This week I traveled to Houston to follow Dr. F's advice: "Get to MD Anderson as quickly as possible."
My parents live only about 20 minutes from the MDA campus, which is very convenient. The day before my scheduled appointment, Mom and I were reading through the pile of reports that summarize the last pitiful nine months of my life, when a great idea struck me: I could try to load the accompanying imaging discs (PET and CT scans) on the laptop and maybe I could see with my own eyes what is going on in there.
My mom, for the record, thought this was a terrible idea.
I was never that great at biology, and I couldn't decipher the CT slices. (Yes, slices. That is not a typo.) But my most recent PET scan....well. That's a different story. It was fascinating in a creepy kind of way. I watched as the screen slowly revealed my brain, my head, my spine, my arms, and my legs. It spun me around in a perfect 360 degree rotation. With a few lucky clicks here and there, I was able to dissect the images until I was staring at IT. Like a terrible Rorschach print, The Sickness--my cancer--seemed to glare at me witth the blackest, angriest eyes I have ever seen. In that second, it went from being an obscure thing to almost taking on a personality. He is angry. He is fierce. He is scary. He is tough.
I call him Monster.
One look was enough. The next day I delivered those discs, along with the written reports, to Dr. B. My curiosity, if that's what you want to call it, is satisfied.
The appointment at MDA went as well as it could have, under the circumstances. I learned that without a doubt, Monster is classified as "chemo-resistant." Um, yeah. I have gone through five chemo drugs in five years, and he keeps finding his way back. There will be no more chemotherapy from this point on.
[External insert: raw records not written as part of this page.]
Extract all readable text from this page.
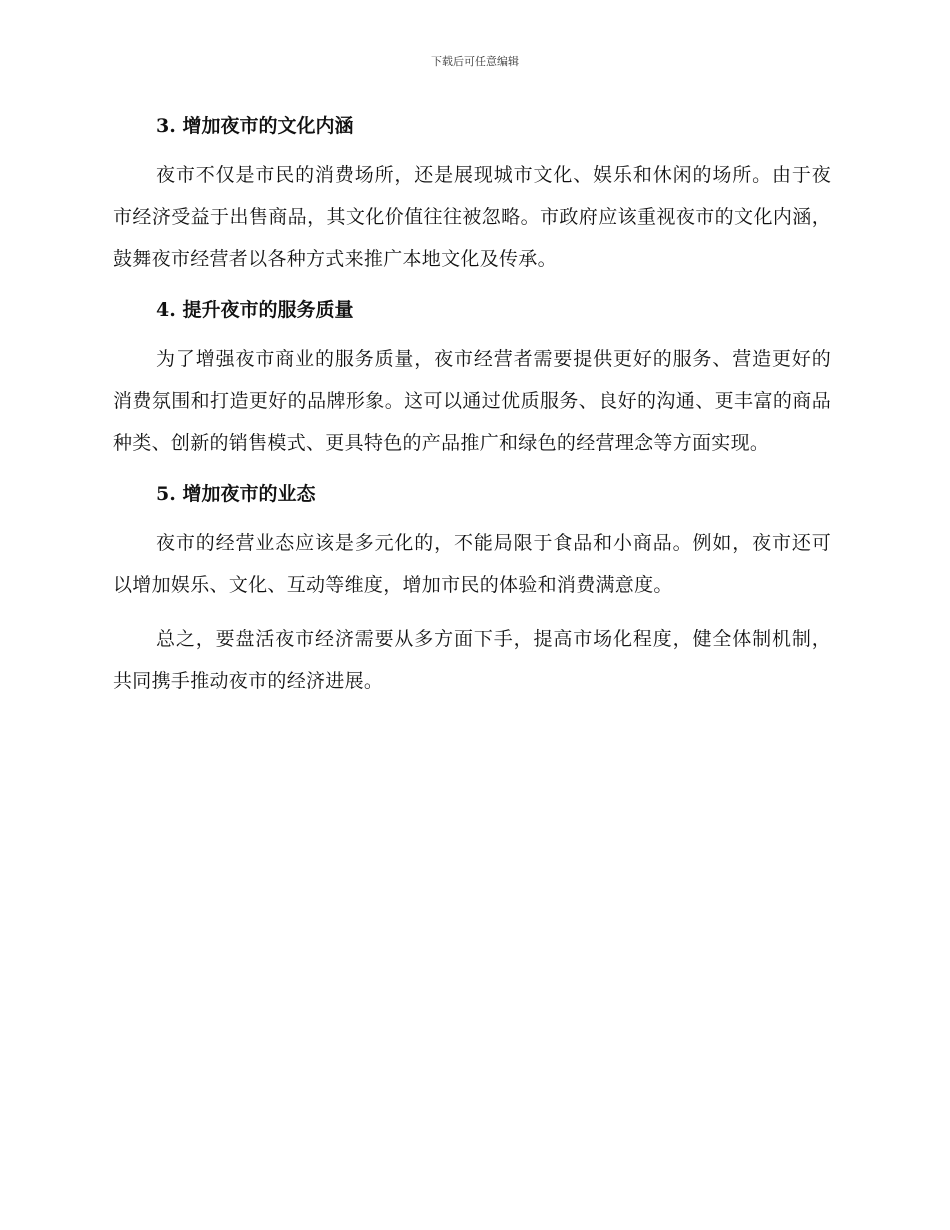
下载后可任意编辑
3. 增加夜市的文化内涵

夜市不仅是市民的消费场所，还是展现城市文化、娱乐和休闲的场所。由于夜市经济受益于出售商品，其文化价值往往被忽略。市政府应该重视夜市的文化内涵，鼓舞夜市经营者以各种方式来推广本地文化及传承。

4. 提升夜市的服务质量

为了增强夜市商业的服务质量，夜市经营者需要提供更好的服务、营造更好的消费氛围和打造更好的品牌形象。这可以通过优质服务、良好的沟通、更丰富的商品种类、创新的销售模式、更具特色的产品推广和绿色的经营理念等方面实现。

5. 增加夜市的业态

夜市的经营业态应该是多元化的，不能局限于食品和小商品。例如，夜市还可以增加娱乐、文化、互动等维度，增加市民的体验和消费满意度。

总之，要盘活夜市经济需要从多方面下手，提高市场化程度，健全体制机制，共同携手推动夜市的经济进展。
That feels good, because chemo is miserable, and it feels scary, because chemo is how you fight cancer.
I also learned that Monster should not be treated with radiation or further surgery, at least for the time being. Both are high-risk and present opportunities for new difficulties to arise. Surgery, in particular, would be nothing less than life-altering, and still, there would be no guarantee for a favorable outcome.
That doesn't seem to leave many choices, does it? That's what I was thinking. I told you that Monster is tough. Here's the plan: I am returning to MDA next week for further testing. Those ultra-specific scans will tell Dr. B exactly where Monster is in relation to certain things so that she can make a decision about treatment that will (hopefully) not cause further damage to my insides. Make sense? I know. Sigh.
There are, according to Dr. B, a few medication options for treatment. One that she is considering attacks the blood vessels of the cancer cells. Another one is a type of hormone therapy. Really, though, there were two main things things that Dr. B said to me during our visit that mattered significantly. She said:
"How are the boys?"
"Don't give up."
Don't give up. That was just seconds after she informed me that Monster's main body part (he has about 4-5) is the size of a baseball. Minutes after I told her that I can, for the first time since 2007,
feel the cancer inside my body. I wonder if she could look into my eyes and see how tired I am. I'm sure she could see straight through my brave facade and knew how sick I am of being sick. But maybe, mom to mom, she understood that every breath, no matter how hard it seems, is one more I get to share with my boys. For them, the fight goes on.